Source : 16/02/1995 Northampton Chronicle and Echo
A battle between a religious group and a Northamptonshire council over housing benefit payments is heading for the High Court.
Benefits to help pay the rent of Christians staying at Jesus Fellowship communes in the county were axed in the autumn of 1993.
Since then a legal wrangle has advanced in three stages - and on each occasion Daventry District Council's original decision was upheld.
The council's director of finance. Paul Cook, said a clause in the benefit scheme meant the Bugbrooke-based Jesus Fellowship was exempt from claiming.
'The scheme is designed to cover tenancies which are of a normal business footing. Tenancies which have a proper commercial basis,' he said.

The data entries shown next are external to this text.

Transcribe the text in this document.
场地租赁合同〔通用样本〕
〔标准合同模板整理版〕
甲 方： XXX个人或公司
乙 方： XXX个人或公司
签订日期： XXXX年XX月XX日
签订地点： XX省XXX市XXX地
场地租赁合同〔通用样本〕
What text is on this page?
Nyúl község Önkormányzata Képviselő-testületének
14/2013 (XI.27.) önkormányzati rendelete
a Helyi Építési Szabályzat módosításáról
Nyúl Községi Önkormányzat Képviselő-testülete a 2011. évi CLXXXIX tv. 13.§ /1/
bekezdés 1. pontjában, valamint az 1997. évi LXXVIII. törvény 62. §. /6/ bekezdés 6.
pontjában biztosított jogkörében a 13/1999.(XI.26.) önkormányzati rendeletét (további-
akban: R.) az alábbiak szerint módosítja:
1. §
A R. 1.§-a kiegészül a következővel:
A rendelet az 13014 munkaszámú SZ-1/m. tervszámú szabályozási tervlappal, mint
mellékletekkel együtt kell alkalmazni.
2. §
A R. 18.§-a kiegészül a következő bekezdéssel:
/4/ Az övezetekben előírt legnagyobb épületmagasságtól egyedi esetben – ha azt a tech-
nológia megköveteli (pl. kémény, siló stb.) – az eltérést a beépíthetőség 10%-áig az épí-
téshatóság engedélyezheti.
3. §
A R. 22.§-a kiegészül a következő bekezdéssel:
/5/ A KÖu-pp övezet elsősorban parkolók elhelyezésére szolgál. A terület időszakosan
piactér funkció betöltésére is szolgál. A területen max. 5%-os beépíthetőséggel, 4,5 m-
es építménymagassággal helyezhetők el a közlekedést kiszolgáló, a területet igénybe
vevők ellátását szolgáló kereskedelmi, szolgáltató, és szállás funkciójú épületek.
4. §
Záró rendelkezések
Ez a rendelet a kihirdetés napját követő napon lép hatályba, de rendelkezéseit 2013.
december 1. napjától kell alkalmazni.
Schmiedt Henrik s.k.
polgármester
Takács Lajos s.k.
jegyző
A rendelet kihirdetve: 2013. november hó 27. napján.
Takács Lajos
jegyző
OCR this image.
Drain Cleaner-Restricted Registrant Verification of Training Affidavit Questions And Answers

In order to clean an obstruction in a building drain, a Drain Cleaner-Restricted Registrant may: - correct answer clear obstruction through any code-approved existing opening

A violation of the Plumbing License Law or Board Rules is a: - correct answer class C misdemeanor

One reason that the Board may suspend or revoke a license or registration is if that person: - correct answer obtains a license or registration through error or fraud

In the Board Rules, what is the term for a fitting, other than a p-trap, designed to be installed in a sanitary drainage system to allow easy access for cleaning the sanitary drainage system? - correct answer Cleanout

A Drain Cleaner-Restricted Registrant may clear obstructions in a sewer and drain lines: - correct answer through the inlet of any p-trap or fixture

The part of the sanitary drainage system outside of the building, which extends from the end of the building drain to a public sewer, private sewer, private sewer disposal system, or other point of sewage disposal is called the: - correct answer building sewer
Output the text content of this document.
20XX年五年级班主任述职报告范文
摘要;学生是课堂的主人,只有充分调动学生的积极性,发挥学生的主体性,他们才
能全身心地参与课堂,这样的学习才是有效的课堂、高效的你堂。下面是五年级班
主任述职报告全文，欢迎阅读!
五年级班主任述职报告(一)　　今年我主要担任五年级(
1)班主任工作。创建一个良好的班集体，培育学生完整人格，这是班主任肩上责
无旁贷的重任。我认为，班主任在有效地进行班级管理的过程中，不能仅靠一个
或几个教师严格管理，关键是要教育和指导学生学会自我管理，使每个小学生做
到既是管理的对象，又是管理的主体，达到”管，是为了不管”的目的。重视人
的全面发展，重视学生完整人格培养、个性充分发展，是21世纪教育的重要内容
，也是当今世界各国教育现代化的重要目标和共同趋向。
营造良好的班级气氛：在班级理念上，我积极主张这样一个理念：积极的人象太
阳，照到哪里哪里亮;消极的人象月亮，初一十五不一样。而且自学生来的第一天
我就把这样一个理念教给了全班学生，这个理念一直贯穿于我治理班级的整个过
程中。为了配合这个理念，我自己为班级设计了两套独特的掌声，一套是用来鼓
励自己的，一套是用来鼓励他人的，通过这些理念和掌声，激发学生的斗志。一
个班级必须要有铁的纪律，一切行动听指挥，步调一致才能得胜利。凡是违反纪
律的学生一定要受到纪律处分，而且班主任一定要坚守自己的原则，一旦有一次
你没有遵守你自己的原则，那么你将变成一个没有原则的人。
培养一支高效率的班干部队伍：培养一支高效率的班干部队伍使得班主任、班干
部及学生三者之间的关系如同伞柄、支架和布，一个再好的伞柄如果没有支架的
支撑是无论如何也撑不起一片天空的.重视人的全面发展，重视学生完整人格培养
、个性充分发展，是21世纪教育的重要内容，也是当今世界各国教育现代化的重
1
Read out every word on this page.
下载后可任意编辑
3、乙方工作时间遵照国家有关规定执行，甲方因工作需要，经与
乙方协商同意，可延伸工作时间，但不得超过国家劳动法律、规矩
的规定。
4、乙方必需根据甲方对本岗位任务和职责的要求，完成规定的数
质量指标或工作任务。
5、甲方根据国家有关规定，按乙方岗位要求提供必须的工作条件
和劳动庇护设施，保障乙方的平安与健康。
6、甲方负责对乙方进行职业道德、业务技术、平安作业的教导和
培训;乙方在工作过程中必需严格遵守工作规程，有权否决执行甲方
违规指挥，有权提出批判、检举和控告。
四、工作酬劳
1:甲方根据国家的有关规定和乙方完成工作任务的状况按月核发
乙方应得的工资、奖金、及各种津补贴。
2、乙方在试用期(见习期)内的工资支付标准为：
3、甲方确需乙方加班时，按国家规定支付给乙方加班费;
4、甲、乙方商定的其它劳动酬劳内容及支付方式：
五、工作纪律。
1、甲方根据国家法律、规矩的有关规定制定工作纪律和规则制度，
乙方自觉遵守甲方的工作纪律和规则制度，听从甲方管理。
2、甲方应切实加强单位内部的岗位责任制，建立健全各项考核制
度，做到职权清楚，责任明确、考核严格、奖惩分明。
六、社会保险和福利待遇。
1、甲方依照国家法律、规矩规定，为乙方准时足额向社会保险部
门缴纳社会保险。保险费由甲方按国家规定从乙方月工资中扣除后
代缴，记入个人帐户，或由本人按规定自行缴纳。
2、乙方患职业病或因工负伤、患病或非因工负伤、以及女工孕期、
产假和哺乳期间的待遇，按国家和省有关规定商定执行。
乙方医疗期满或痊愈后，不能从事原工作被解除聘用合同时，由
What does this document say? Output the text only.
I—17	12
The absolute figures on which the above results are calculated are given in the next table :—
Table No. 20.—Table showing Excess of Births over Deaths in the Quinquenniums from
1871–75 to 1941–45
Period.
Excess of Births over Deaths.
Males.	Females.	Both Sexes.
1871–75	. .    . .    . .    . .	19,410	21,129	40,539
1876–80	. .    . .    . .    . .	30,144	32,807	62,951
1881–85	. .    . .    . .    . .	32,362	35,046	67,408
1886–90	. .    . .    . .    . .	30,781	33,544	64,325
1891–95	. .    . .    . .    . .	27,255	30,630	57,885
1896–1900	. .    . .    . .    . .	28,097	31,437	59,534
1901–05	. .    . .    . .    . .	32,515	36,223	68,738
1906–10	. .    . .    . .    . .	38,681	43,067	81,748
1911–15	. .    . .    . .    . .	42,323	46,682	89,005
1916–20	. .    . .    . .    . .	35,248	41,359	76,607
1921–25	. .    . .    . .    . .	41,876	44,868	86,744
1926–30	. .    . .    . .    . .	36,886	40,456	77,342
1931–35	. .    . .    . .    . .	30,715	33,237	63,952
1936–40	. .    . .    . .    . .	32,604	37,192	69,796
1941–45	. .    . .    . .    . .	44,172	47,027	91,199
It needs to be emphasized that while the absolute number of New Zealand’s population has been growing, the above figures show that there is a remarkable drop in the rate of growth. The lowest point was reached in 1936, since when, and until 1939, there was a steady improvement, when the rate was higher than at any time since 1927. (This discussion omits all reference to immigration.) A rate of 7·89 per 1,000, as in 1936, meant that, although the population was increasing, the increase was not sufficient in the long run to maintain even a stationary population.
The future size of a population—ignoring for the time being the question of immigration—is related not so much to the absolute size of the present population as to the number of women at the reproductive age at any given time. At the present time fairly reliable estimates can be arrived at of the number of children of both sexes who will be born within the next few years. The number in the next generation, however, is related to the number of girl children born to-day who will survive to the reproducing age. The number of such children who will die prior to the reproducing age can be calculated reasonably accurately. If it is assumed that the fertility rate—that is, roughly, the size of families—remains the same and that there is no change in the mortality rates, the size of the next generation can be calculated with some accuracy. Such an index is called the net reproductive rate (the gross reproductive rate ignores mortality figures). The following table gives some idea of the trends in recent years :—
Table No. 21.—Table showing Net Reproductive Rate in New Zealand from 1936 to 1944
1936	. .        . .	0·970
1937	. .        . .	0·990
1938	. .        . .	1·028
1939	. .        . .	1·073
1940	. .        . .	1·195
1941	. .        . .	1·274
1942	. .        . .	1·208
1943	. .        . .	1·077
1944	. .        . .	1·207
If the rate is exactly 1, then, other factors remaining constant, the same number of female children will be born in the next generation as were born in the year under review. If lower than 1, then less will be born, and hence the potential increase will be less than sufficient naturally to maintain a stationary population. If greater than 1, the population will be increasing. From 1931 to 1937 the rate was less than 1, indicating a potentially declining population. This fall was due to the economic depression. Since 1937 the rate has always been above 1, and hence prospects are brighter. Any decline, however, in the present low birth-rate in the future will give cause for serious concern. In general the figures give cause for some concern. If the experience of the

'This was set up to stop payments being made to people living with friends or relatives.'
'For example, where someone is still living with their parents, they could not claim housing benefit to pay their mum rent.'
The council looked at the Fellowship's tenancy agreement and discovered that, in addition to paying a weekly charge fro rent and board, members put anything over that in a central purse. That meant it was not a normal commercial tenancy.
John Campbell, Communications officer at the Jesus Fellowship, which runs a number of businesses including Goodness Foods, TBS Builder Supplies in Daventry and White and Bishop in Northampton, said the organisation was fighting for equality.
'Fellowship members or people living within the commune have a right to housing benefit the same as anyone else,' he said.
Mr Campbell added that, if unsuccessful, 'we will have to reconsider how far we are able to offer accommodation to people in need.'
'If it is not financially viable then we can't do it.'
A date for the appeal, which would be heard in the High Court, is yet to be fixed.